As Nancy Scola writes in The American Prospect, AT&T’s 381-page FCC filing essentially comes down to this: “you can have the benefits of competition without actual competitors.”

Scola traces the history of the telecommunications industry, touching on the 1982 antitrust case which resulted in the break-up of Ma Bell (aka AT&T) into seven Baby Bells, as well as analyzing current media policy in Washington:

As a powerful company that just announced $31 billion in revenues last quarter AT&T retains great sway. The FCC often defers to the company’s role as the founders of American telecommunications.

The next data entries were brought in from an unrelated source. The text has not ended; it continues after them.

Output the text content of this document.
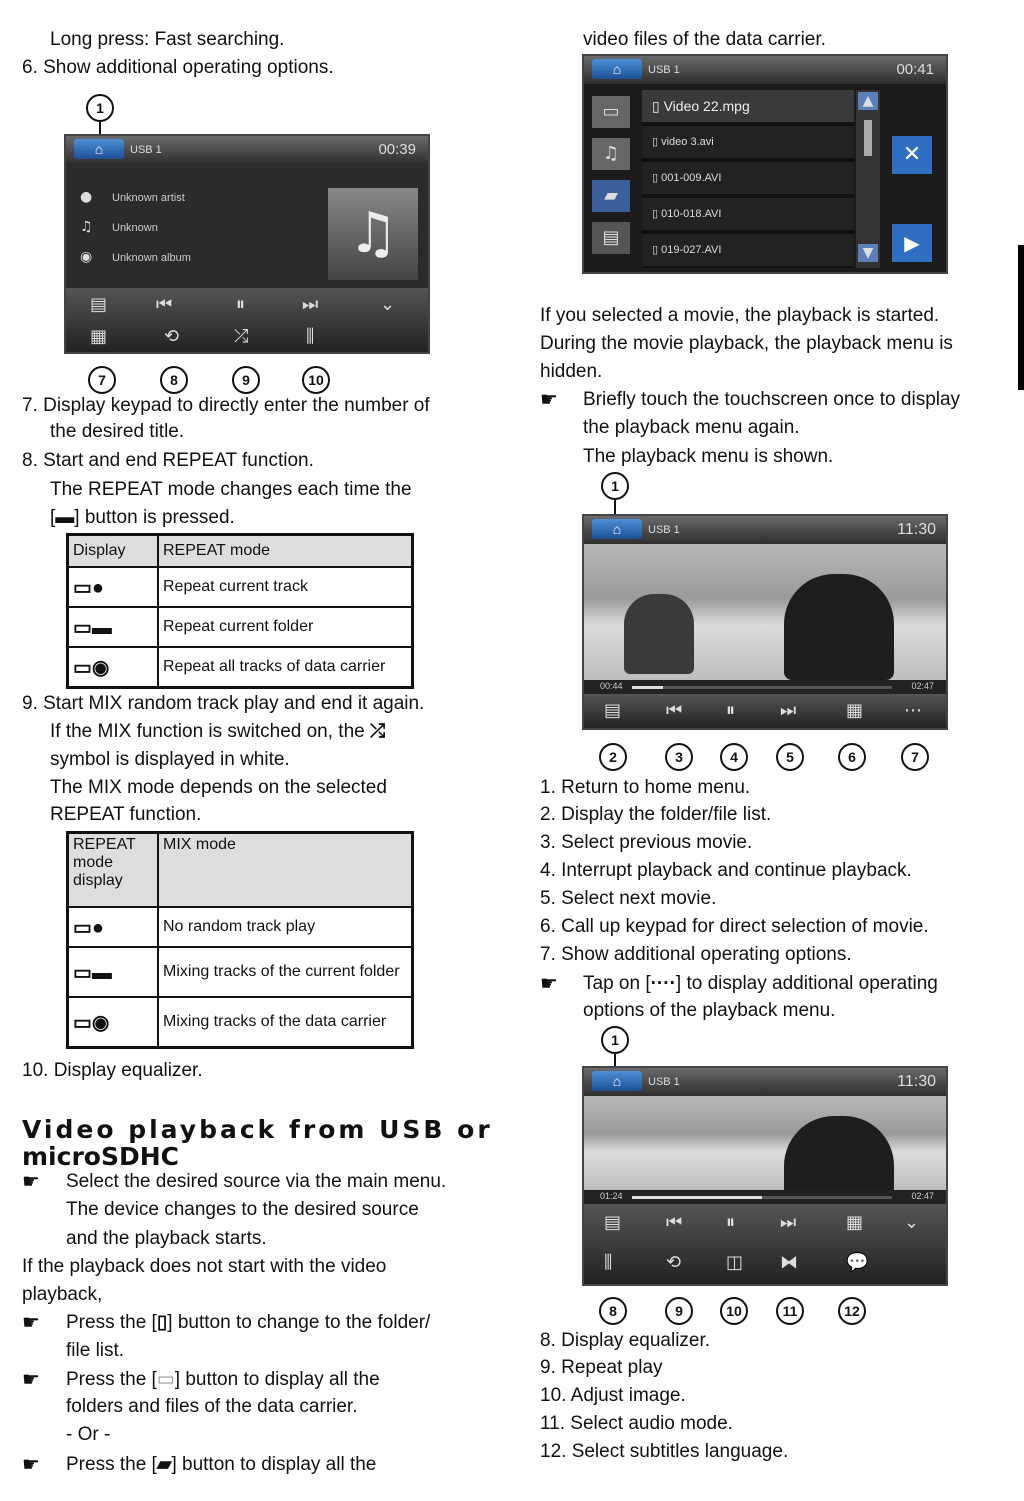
Long press: Fast searching.
6. Show additional operating options.
1
⌂	USB 1	00:39
● Unknown artist
♫ Unknown
◉ Unknown album	♫
▤	⏮	⏸	⏭	⌄
▦	⟲	⤮	⫼
7	8	9	10
7. Display keypad to directly enter the number of
the desired title.
8. Start and end REPEAT function.
The REPEAT mode changes each time the
[▬] button is pressed.
Display	REPEAT mode
▭●	Repeat current track
▭▬	Repeat current folder
▭◉	Repeat all tracks of data carrier
9. Start MIX random track play and end it again.
If the MIX function is switched on, the ⤮
symbol is displayed in white.
The MIX mode depends on the selected
REPEAT function.
REPEAT mode display	MIX mode
▭●	No random track play
▭▬	Mixing tracks of the current folder
▭◉	Mixing tracks of the data carrier
10. Display equalizer.
Video playback from USB or
microSDHC
☛ Select the desired source via the main menu.
The device changes to the desired source
and the playback starts.
If the playback does not start with the video
playback,
☛ Press the [▯] button to change to the folder/
file list.
☛ Press the [▭] button to display all the
folders and files of the data carrier.
- Or -
☛ Press the [▰] button to display all the
video files of the data carrier.
⌂	USB 1	00:41
▭
♫
▰
▤
▯ Video 22.mpg
▯ video 3.avi
▯ 001-009.AVI
▯ 010-018.AVI
▯ 019-027.AVI
▲
▼
✕
▶
If you selected a movie, the playback is started.
During the movie playback, the playback menu is
hidden.
☛ Briefly touch the touchscreen once to display
the playback menu again.
The playback menu is shown.
1
⌂	USB 1	11:30
00:44	02:47
▤ ⏮ ⏸	⏭	▦ ⋯
2	3	4	5	6	7
1. Return to home menu.
2. Display the folder/file list.
3. Select previous movie.
4. Interrupt playback and continue playback.
5. Select next movie.
6. Call up keypad for direct selection of movie.
7. Show additional operating options.
☛ Tap on [····] to display additional operating
options of the playback menu.
1
⌂	USB 1	11:30
01:24	02:47
▤ ⏮ ⏸	⏭	▦ ⌄
⫼	⟲ ◫ ⧓	💬
8	9	10	11	12
8. Display equalizer.
9. Repeat play
10. Adjust image.
11. Select audio mode.
12. Select subtitles language.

And Congress, a recipient of large sums of AT&T cash, often seems dazzled by the company’s bright lobbyists who talk in confusing but exciting ways about ‘spectrum synergies’ and ‘LTE deployment.’

The takeaway? Congress and federal regulators need to put consumers’ needs ahead of the telecoms:

In 21st-century America, mobile phones are simply far too important a technology for Washington to give them the usual treatment. With a breathtaking nine out of 10 Americans now owning a cell phone, the wireless market is one that has to work for consumers.

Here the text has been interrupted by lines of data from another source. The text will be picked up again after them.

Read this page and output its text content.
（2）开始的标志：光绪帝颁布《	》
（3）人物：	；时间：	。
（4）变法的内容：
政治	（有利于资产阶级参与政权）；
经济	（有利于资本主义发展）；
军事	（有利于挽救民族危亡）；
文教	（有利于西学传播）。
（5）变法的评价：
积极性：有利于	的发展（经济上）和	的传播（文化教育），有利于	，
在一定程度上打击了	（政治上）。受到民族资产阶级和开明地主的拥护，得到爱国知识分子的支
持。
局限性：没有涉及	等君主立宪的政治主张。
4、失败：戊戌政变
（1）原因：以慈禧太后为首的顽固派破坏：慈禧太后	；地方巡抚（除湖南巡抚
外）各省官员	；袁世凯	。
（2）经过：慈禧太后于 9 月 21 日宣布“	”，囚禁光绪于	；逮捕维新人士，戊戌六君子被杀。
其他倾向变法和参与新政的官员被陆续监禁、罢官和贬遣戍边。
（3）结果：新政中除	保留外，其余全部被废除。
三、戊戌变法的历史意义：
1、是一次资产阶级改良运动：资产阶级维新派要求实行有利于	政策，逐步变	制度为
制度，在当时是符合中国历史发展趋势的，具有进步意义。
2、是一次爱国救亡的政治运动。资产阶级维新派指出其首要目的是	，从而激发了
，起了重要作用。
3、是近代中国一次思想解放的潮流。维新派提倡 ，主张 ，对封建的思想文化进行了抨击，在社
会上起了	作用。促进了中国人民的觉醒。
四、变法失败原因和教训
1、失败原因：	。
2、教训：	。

HuffPo Lawsuit, Boycott Highlight IP Issues in New Media Era

The AT&T/T-Mobile merger has garnered a lot of media attention, but it’s not the only merger worth scrutinizing. Truthout’s Nadia Prupis takes a closer look at reactions to the class-action lawsuit recently filed on behalf of Huffington Post’s unpaid bloggers. HuffPo was recently sold to AOL for $315 million. As Prupis reports, “the class-action suit, filed by freelance journalist Jonathan Tasini, alleges that the posts created by unpaid writers were worth an estimated $105 million, and that the profit should have been used as compensation.”

HuffPo founder Arianna Huffington is quoted as saying, “The vast majority of our bloggers are thrilled to contribute – and we’re thrilled to have them.”

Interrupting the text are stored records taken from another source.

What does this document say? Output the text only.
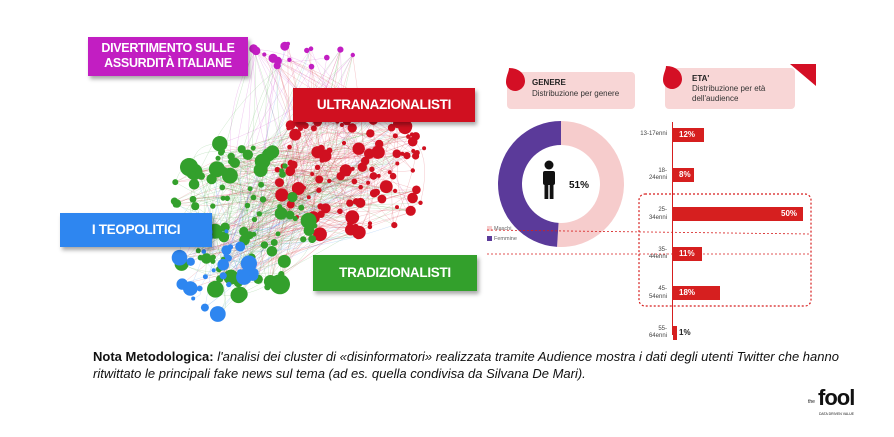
DIVERTIMENTO SULLE ASSURDITÀ ITALIANE
ULTRANAZIONALISTI
I TEOPOLITICI
TRADIZIONALISTI
GENERE
Distribuzione per genere
ETA'
Distribuzione per età dell'audience
51%
Maschi
Femmine
13-17enni 12%
18-
24enni 8%
25-
34enni	50%
35-
44enni 11%
45-
54enni 18%
55-
64enni 1%
Nota Metodologica: l'analisi dei cluster di «disinformatori» realizzata tramite Audience mostra i dati degli utenti Twitter che hanno ritwittato le principali fake news sul tema (ad es. quella condivisa da Silvana De Mari).
the fool
DATA DRIVEN VALUE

Yet the merger—and the lawsuit—highlight one of the biggest issues facing contemporary journalism: The devaluation of intellectual property. For that reason, a number of former bloggers have instituted a boycott of HuffPo. As Prupis notes, “The Newspaper Guild of America, the National Writers Union and the AFL-CIO have all endorsed the boycott, with many of their members refusing to contribute to the web site until Huffington agrees to talk with the unions about how best to approach the changing landscape of online journalism.”

Rural Broadband Access Still Slow

Mark Scheerer of Public News Service tackles the issue of broadband access in rural communities – an important topic in a down economy, since faster connectivity could result in economic stimulus for small businesses, such as livestock farmers.

A new report (PDF at link) issued by the Center for Rural Strategies concludes that “communities without broadband service could be hobbled economically, losing the race to those with faster connections.”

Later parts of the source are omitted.